Mas volto agora ao cacoete politiqueiro que examinava. Para entender bem o sentido desse procedimento, é preciso entrar no domínio do que os linguistas chamam de pragmática. Ou seja, é preciso que se examine o campo da interlocução, considerando a quem se dirigem os bisonhos usuários da fórmula “Isso é político” ao empregá-la de maneira despectiva, em tom de xingamento.

 

Claro está que eles nunca falam assim quando se dirigem a seus correligionários, ou a seus apoiadores, e tratam de suas demandas. Disso consideram inocente, por princípio, seu séquito de brown noses. Tampouco empregam a curiosa expressão quando discutem (ou negociam) com membros de partidos adversários. É que então até mesmo cérebros acanhados percebem que seria ridículo o emprego da fórmula, nesse caso de efeito boomerang imediato. Ela só é dirigida a um tipo de interlocutor: ao cidadão independente ou ligado a alguma organização da sociedade civil que toma posição contrária à da autoridadezinha indisposta a aceitar-lhe a manifestação. Trata-se justamente de sugerir — Oh, horror! — que o atrevido contestador está ligado a um partido de oposição — como se isso lhe tirasse o direito de posicionar-se em qualquer matéria relativa à cidadania. Pouco importa, aliás, se o pressuposto tem algum fundamento. De preferência, a “acusação” se enuncia quando não tem base alguma na realidade. O objetivo é pura e simplesmente negar ao interlocutor o direito de manifestar-se, negar-lhe a cidadania. Pois para esse tipo de “político”, quem pensa diferente não é cidadão — título que reserva a suas vacas de presepe.
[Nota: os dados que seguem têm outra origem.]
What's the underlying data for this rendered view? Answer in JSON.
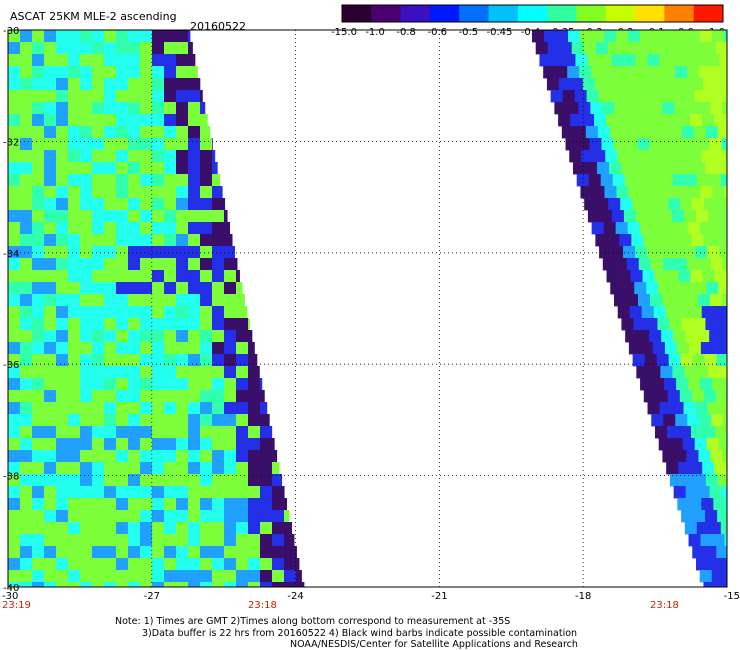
{
  "header": {
    "title": "ASCAT 25KM MLE-2 ascending",
    "date": "20160522"
  },
  "colorbar": {
    "labels": [
      "-15.0",
      "-1.0",
      "-0.8",
      "-0.6",
      "-0.5",
      "-0.45",
      "-0.4",
      "-0.35",
      "-0.3",
      "-0.2",
      "-0.1",
      "0.0",
      "1.0"
    ],
    "colors": [
      "#2a0030",
      "#4a0070",
      "#3a10c0",
      "#0018ff",
      "#0070ff",
      "#00c0ff",
      "#00ffff",
      "#30ffa0",
      "#80ff20",
      "#c8ff00",
      "#ffe000",
      "#ff8000",
      "#ff1800"
    ]
  },
  "map": {
    "lon_ticks": [
      "-30",
      "-27",
      "-24",
      "-21",
      "-18",
      "-15"
    ],
    "lat_ticks": [
      "-30",
      "-32",
      "-34",
      "-36",
      "-38",
      "-40"
    ],
    "lon_range": [
      -30,
      -15
    ],
    "lat_range": [
      -40,
      -30
    ],
    "grid_lons": [
      -27,
      -24,
      -21,
      -18
    ],
    "grid_lats": [
      -32,
      -34,
      -36,
      -38
    ],
    "palette": {
      "purple": "#3a0f6a",
      "blue": "#2430e8",
      "lightblue": "#20a0ff",
      "cyan": "#22ffee",
      "teal": "#30ffb0",
      "green": "#7cff3a",
      "yellowgreen": "#b0ff20"
    }
  },
  "times": {
    "left": "23:19",
    "middle": "23:18",
    "right": "23:18"
  },
  "notes": {
    "line1": "Note: 1) Times are GMT 2)Times along bottom correspond to measurement at -35S",
    "line2": "3)Data buffer is 22 hrs from 20160522 4) Black wind barbs indicate possible contamination",
    "line3": "NOAA/NESDIS/Center for Satellite Applications and Research"
  }
}
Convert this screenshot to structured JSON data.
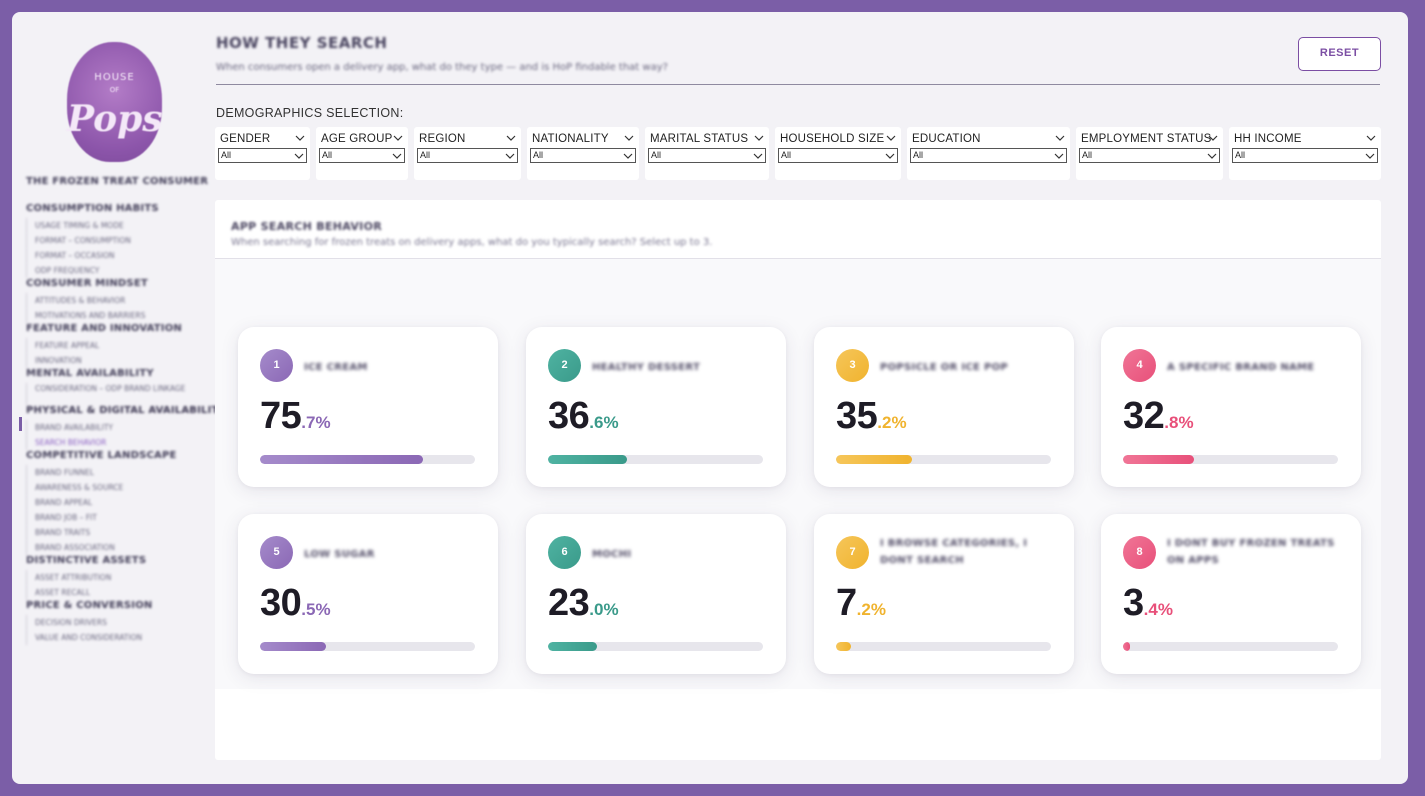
{
  "logo": {
    "line1": "HOUSE",
    "line2": "OF",
    "line3": "Pops"
  },
  "nav": {
    "top_title": "THE FROZEN TREAT CONSUMER",
    "sections": [
      {
        "title": "CONSUMPTION HABITS",
        "items": [
          "USAGE TIMING & MODE",
          "FORMAT – CONSUMPTION",
          "FORMAT – OCCASION",
          "ODP FREQUENCY"
        ]
      },
      {
        "title": "CONSUMER MINDSET",
        "items": [
          "ATTITUDES & BEHAVIOR",
          "MOTIVATIONS AND BARRIERS"
        ]
      },
      {
        "title": "FEATURE AND INNOVATION",
        "items": [
          "FEATURE APPEAL",
          "INNOVATION"
        ]
      },
      {
        "title": "MENTAL AVAILABILITY",
        "items": [
          "CONSIDERATION – ODP BRAND LINKAGE"
        ]
      },
      {
        "title": "PHYSICAL & DIGITAL AVAILABILITY",
        "items": [
          "BRAND AVAILABILITY",
          "SEARCH BEHAVIOR"
        ]
      },
      {
        "title": "COMPETITIVE LANDSCAPE",
        "items": [
          "BRAND FUNNEL",
          "AWARENESS & SOURCE",
          "BRAND APPEAL",
          "BRAND JOB – FIT",
          "BRAND TRAITS",
          "BRAND ASSOCIATION"
        ]
      },
      {
        "title": "DISTINCTIVE ASSETS",
        "items": [
          "ASSET ATTRIBUTION",
          "ASSET RECALL"
        ]
      },
      {
        "title": "PRICE & CONVERSION",
        "items": [
          "DECISION DRIVERS",
          "VALUE AND CONSIDERATION"
        ]
      }
    ]
  },
  "header": {
    "title": "HOW THEY SEARCH",
    "subtitle": "When consumers open a delivery app, what do they type — and is HoP findable that way?",
    "reset_label": "RESET"
  },
  "demographics": {
    "label": "DEMOGRAPHICS SELECTION:",
    "filters": [
      {
        "title": "GENDER",
        "value": "All"
      },
      {
        "title": "AGE GROUP",
        "value": "All"
      },
      {
        "title": "REGION",
        "value": "All"
      },
      {
        "title": "NATIONALITY",
        "value": "All"
      },
      {
        "title": "MARITAL STATUS",
        "value": "All"
      },
      {
        "title": "HOUSEHOLD SIZE",
        "value": "All"
      },
      {
        "title": "EDUCATION",
        "value": "All"
      },
      {
        "title": "EMPLOYMENT STATUS",
        "value": "All"
      },
      {
        "title": "HH INCOME",
        "value": "All"
      }
    ]
  },
  "panel": {
    "title": "APP SEARCH BEHAVIOR",
    "subtitle": "When searching for frozen treats on delivery apps, what do you typically search? Select up to 3."
  },
  "cards": [
    {
      "rank": "1",
      "label": "ICE CREAM",
      "int": "75",
      "dec": ".7%",
      "value": 75.7,
      "color": "#8b68b5",
      "light": "#a58bcb"
    },
    {
      "rank": "2",
      "label": "HEALTHY DESSERT",
      "int": "36",
      "dec": ".6%",
      "value": 36.6,
      "color": "#3a9a8a",
      "light": "#4fb3a2"
    },
    {
      "rank": "3",
      "label": "POPSICLE OR ICE POP",
      "int": "35",
      "dec": ".2%",
      "value": 35.2,
      "color": "#f0b32e",
      "light": "#f6c65a"
    },
    {
      "rank": "4",
      "label": "A SPECIFIC BRAND NAME",
      "int": "32",
      "dec": ".8%",
      "value": 32.8,
      "color": "#e8507a",
      "light": "#f07596"
    },
    {
      "rank": "5",
      "label": "LOW SUGAR",
      "int": "30",
      "dec": ".5%",
      "value": 30.5,
      "color": "#8b68b5",
      "light": "#a58bcb"
    },
    {
      "rank": "6",
      "label": "MOCHI",
      "int": "23",
      "dec": ".0%",
      "value": 23.0,
      "color": "#3a9a8a",
      "light": "#4fb3a2"
    },
    {
      "rank": "7",
      "label": "I BROWSE CATEGORIES, I DONT SEARCH",
      "int": "7",
      "dec": ".2%",
      "value": 7.2,
      "color": "#f0b32e",
      "light": "#f6c65a"
    },
    {
      "rank": "8",
      "label": "I DONT BUY FROZEN TREATS ON APPS",
      "int": "3",
      "dec": ".4%",
      "value": 3.4,
      "color": "#e8507a",
      "light": "#f07596"
    }
  ]
}
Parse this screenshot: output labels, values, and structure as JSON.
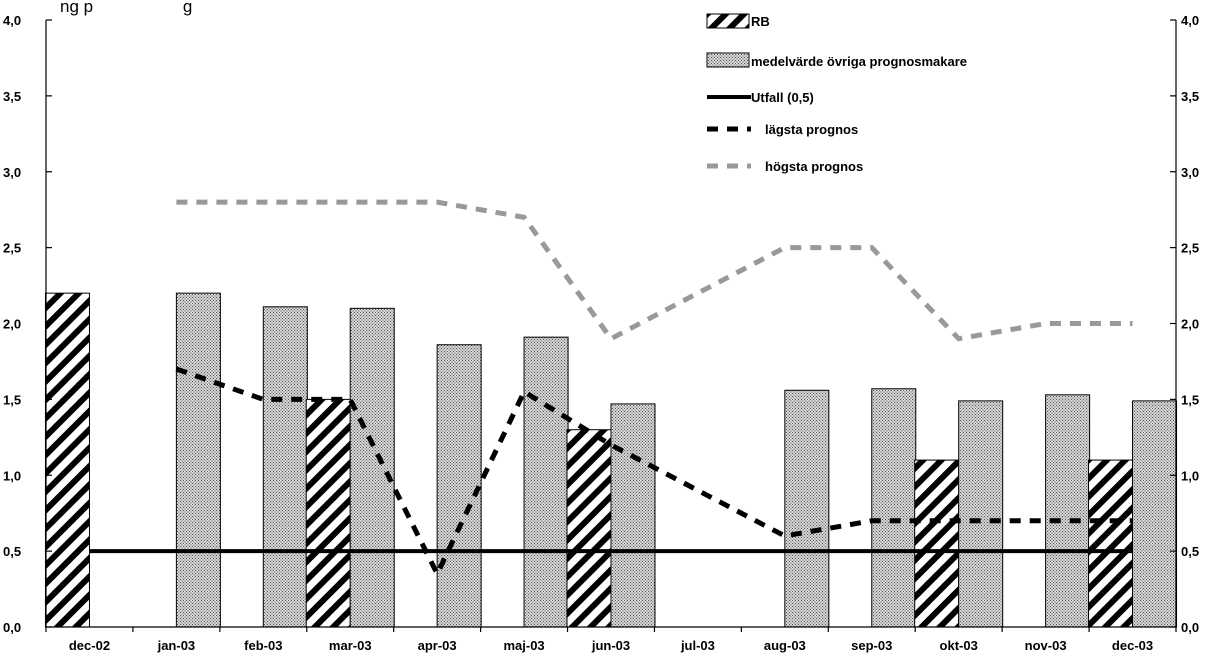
{
  "header_fragment": "ng p                   g",
  "colors": {
    "rb": "#000000",
    "medel_fill": "#bdbdbd",
    "utfall": "#000000",
    "lagsta": "#000000",
    "hogsta": "#999999"
  },
  "chart_data": {
    "type": "bar",
    "categories": [
      "dec-02",
      "jan-03",
      "feb-03",
      "mar-03",
      "apr-03",
      "maj-03",
      "jun-03",
      "jul-03",
      "aug-03",
      "sep-03",
      "okt-03",
      "nov-03",
      "dec-03"
    ],
    "ylim": [
      0,
      4
    ],
    "yticks": [
      "0,0",
      "0,5",
      "1,0",
      "1,5",
      "2,0",
      "2,5",
      "3,0",
      "3,5",
      "4,0"
    ],
    "legend_position": "top-right",
    "grid": false,
    "series": [
      {
        "name": "RB",
        "kind": "bar-hatched",
        "values": [
          2.2,
          null,
          null,
          1.5,
          null,
          null,
          1.3,
          null,
          null,
          null,
          1.1,
          null,
          1.1
        ]
      },
      {
        "name": "medelvärde övriga prognosmakare",
        "kind": "bar-dotted",
        "values": [
          null,
          2.2,
          2.11,
          2.1,
          1.86,
          1.91,
          1.47,
          null,
          1.56,
          1.57,
          1.49,
          1.53,
          1.49
        ]
      },
      {
        "name": "Utfall (0,5)",
        "kind": "line-solid",
        "values": [
          0.5,
          0.5,
          0.5,
          0.5,
          0.5,
          0.5,
          0.5,
          0.5,
          0.5,
          0.5,
          0.5,
          0.5,
          0.5
        ]
      },
      {
        "name": "lägsta prognos",
        "kind": "line-dashed",
        "values": [
          null,
          1.7,
          1.5,
          1.5,
          0.35,
          1.55,
          1.2,
          0.9,
          0.6,
          0.7,
          0.7,
          0.7,
          0.7
        ]
      },
      {
        "name": "högsta prognos",
        "kind": "line-dashed-gray",
        "values": [
          null,
          2.8,
          2.8,
          2.8,
          2.8,
          2.7,
          1.9,
          2.2,
          2.5,
          2.5,
          1.9,
          2.0,
          2.0
        ]
      }
    ]
  }
}
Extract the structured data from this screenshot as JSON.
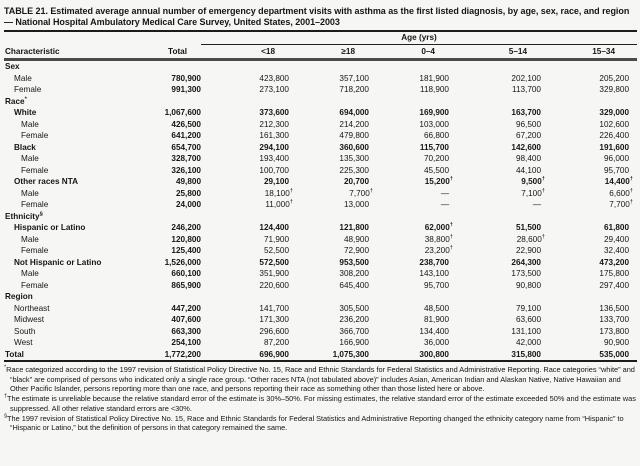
{
  "title": "TABLE 21. Estimated average annual number of emergency department visits with asthma as the first listed diagnosis, by age, sex, race, and region — National Hospital Ambulatory Medical Care Survey, United States, 2001–2003",
  "table": {
    "age_spanner": "Age (yrs)",
    "columns": [
      "Characteristic",
      "Total",
      "<18",
      "≥18",
      "0–4",
      "5–14",
      "15–34"
    ],
    "rows": [
      {
        "label": "Sex",
        "indent": 0,
        "section": true,
        "bold": false,
        "values": []
      },
      {
        "label": "Male",
        "indent": 1,
        "section": false,
        "bold": false,
        "values": [
          "780,900",
          "423,800",
          "357,100",
          "181,900",
          "202,100",
          "205,200"
        ]
      },
      {
        "label": "Female",
        "indent": 1,
        "section": false,
        "bold": false,
        "values": [
          "991,300",
          "273,100",
          "718,200",
          "118,900",
          "113,700",
          "329,800"
        ]
      },
      {
        "label": "Race*",
        "indent": 0,
        "section": true,
        "bold": false,
        "values": []
      },
      {
        "label": "White",
        "indent": 1,
        "section": false,
        "bold": true,
        "values": [
          "1,067,600",
          "373,600",
          "694,000",
          "169,900",
          "163,700",
          "329,000"
        ]
      },
      {
        "label": "Male",
        "indent": 2,
        "section": false,
        "bold": false,
        "values": [
          "426,500",
          "212,300",
          "214,200",
          "103,000",
          "96,500",
          "102,600"
        ]
      },
      {
        "label": "Female",
        "indent": 2,
        "section": false,
        "bold": false,
        "values": [
          "641,200",
          "161,300",
          "479,800",
          "66,800",
          "67,200",
          "226,400"
        ]
      },
      {
        "label": "Black",
        "indent": 1,
        "section": false,
        "bold": true,
        "values": [
          "654,700",
          "294,100",
          "360,600",
          "115,700",
          "142,600",
          "191,600"
        ]
      },
      {
        "label": "Male",
        "indent": 2,
        "section": false,
        "bold": false,
        "values": [
          "328,700",
          "193,400",
          "135,300",
          "70,200",
          "98,400",
          "96,000"
        ]
      },
      {
        "label": "Female",
        "indent": 2,
        "section": false,
        "bold": false,
        "values": [
          "326,100",
          "100,700",
          "225,300",
          "45,500",
          "44,100",
          "95,700"
        ]
      },
      {
        "label": "Other races NTA",
        "indent": 1,
        "section": false,
        "bold": true,
        "values": [
          "49,800",
          "29,100",
          "20,700",
          "15,200†",
          "9,500†",
          "14,400†"
        ]
      },
      {
        "label": "Male",
        "indent": 2,
        "section": false,
        "bold": false,
        "values": [
          "25,800",
          "18,100†",
          "7,700†",
          "—",
          "7,100†",
          "6,600†"
        ]
      },
      {
        "label": "Female",
        "indent": 2,
        "section": false,
        "bold": false,
        "values": [
          "24,000",
          "11,000†",
          "13,000",
          "—",
          "—",
          "7,700†"
        ]
      },
      {
        "label": "Ethnicity§",
        "indent": 0,
        "section": true,
        "bold": false,
        "values": []
      },
      {
        "label": "Hispanic or Latino",
        "indent": 1,
        "section": false,
        "bold": true,
        "values": [
          "246,200",
          "124,400",
          "121,800",
          "62,000†",
          "51,500",
          "61,800"
        ]
      },
      {
        "label": "Male",
        "indent": 2,
        "section": false,
        "bold": false,
        "values": [
          "120,800",
          "71,900",
          "48,900",
          "38,800†",
          "28,600†",
          "29,400"
        ]
      },
      {
        "label": "Female",
        "indent": 2,
        "section": false,
        "bold": false,
        "values": [
          "125,400",
          "52,500",
          "72,900",
          "23,200†",
          "22,900",
          "32,400"
        ]
      },
      {
        "label": "Not Hispanic or Latino",
        "indent": 1,
        "section": false,
        "bold": true,
        "values": [
          "1,526,000",
          "572,500",
          "953,500",
          "238,700",
          "264,300",
          "473,200"
        ]
      },
      {
        "label": "Male",
        "indent": 2,
        "section": false,
        "bold": false,
        "values": [
          "660,100",
          "351,900",
          "308,200",
          "143,100",
          "173,500",
          "175,800"
        ]
      },
      {
        "label": "Female",
        "indent": 2,
        "section": false,
        "bold": false,
        "values": [
          "865,900",
          "220,600",
          "645,400",
          "95,700",
          "90,800",
          "297,400"
        ]
      },
      {
        "label": "Region",
        "indent": 0,
        "section": true,
        "bold": false,
        "values": []
      },
      {
        "label": "Northeast",
        "indent": 1,
        "section": false,
        "bold": false,
        "values": [
          "447,200",
          "141,700",
          "305,500",
          "48,500",
          "79,100",
          "136,500"
        ]
      },
      {
        "label": "Midwest",
        "indent": 1,
        "section": false,
        "bold": false,
        "values": [
          "407,600",
          "171,300",
          "236,200",
          "81,900",
          "63,600",
          "133,700"
        ]
      },
      {
        "label": "South",
        "indent": 1,
        "section": false,
        "bold": false,
        "values": [
          "663,300",
          "296,600",
          "366,700",
          "134,400",
          "131,100",
          "173,800"
        ]
      },
      {
        "label": "West",
        "indent": 1,
        "section": false,
        "bold": false,
        "values": [
          "254,100",
          "87,200",
          "166,900",
          "36,000",
          "42,000",
          "90,900"
        ]
      },
      {
        "label": "Total",
        "indent": 0,
        "section": true,
        "bold": true,
        "values": [
          "1,772,200",
          "696,900",
          "1,075,300",
          "300,800",
          "315,800",
          "535,000"
        ]
      }
    ]
  },
  "footnotes": [
    {
      "marker": "*",
      "text": "Race categorized according to the 1997 revision of Statistical Policy Directive No. 15, Race and Ethnic Standards for Federal Statistics and Administrative Reporting. Race categories “white” and “black” are comprised of persons who indicated only a single race group. “Other races NTA (not tabulated above)” includes Asian, American Indian and Alaskan Native, Native Hawaiian and Other Pacific Islander, persons reporting more than one race, and persons reporting their race as something other than those listed here or above."
    },
    {
      "marker": "†",
      "text": "The estimate is unreliable because the relative standard error of the estimate is 30%–50%. For missing estimates, the relative standard error of the estimate exceeded 50% and the estimate was suppressed. All other relative standard errors are <30%."
    },
    {
      "marker": "§",
      "text": "The 1997 revision of Statistical Policy Directive No. 15, Race and Ethnic Standards for Federal Statistics and Administrative Reporting changed the ethnicity category name from “Hispanic” to “Hispanic or Latino,” but the definition of persons in that category remained the same."
    }
  ]
}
Revela-se assim o verdadeiro horror à democracia que inspira as “otoridades” acostumadas a valer-se desse recurso tão escuso quanto estúpido, de transparente má fé.

 

O difícil é saber o que mais espanta, no caso: a falta de inteligência ou a falta de caráter. As duas coisas parecem, então, misturadas de forma inextricável.

 

E repugnante.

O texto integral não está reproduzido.